Fred. Olsen Production ASA
- Company type: Private
- Industry: Petroleum
- Founded: 1994
- Headquarters: Oslo, Norway
- Key people: Morten Lunde (CEO) Per-Oscar Lund
- Products: Floating Production Storage and Offloading
- Website: www.fpso.no

= Fred. Olsen Production =

Norwegian gas and oil company

Fred. Olsen Production is a Norwegian offshore floating production petroleum company. Founded in 2004, the company has its headquarters in Oslo, Norway and was listed on the Oslo Stock Exchange from May 11, 2007 until January 20, 2014. The company's largest owners are Bonheur and Ganger Rolf through First Olsen, owning 61.5% of the company. The companies are controlled by the Olsen family. The firm has offices in Oslo; Houston, United States; Singapore; and Port Harcourt, Nigeria.

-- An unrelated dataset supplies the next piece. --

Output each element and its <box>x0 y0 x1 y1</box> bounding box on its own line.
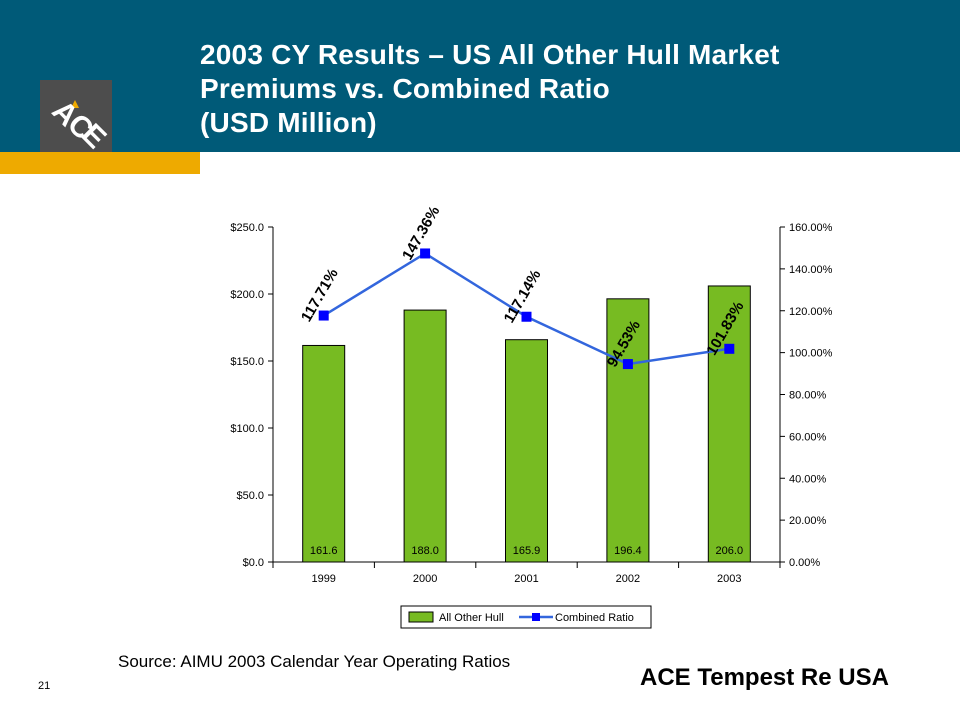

The company owns and operates three Floating Production Storage and Offloading vessels (FPSOs), two Floating Storage and Offloading vessels (FSOs) and one production jack-up (MOPU). The company is also converting one suezmax tanker to FPSO and an addition tanker available for conversion. Operations are located in Western Africa and the Red Sea. Among the vessels was Knock Nevis, the world's largest ship, which was created from the tanker previously known as Seawise Giant.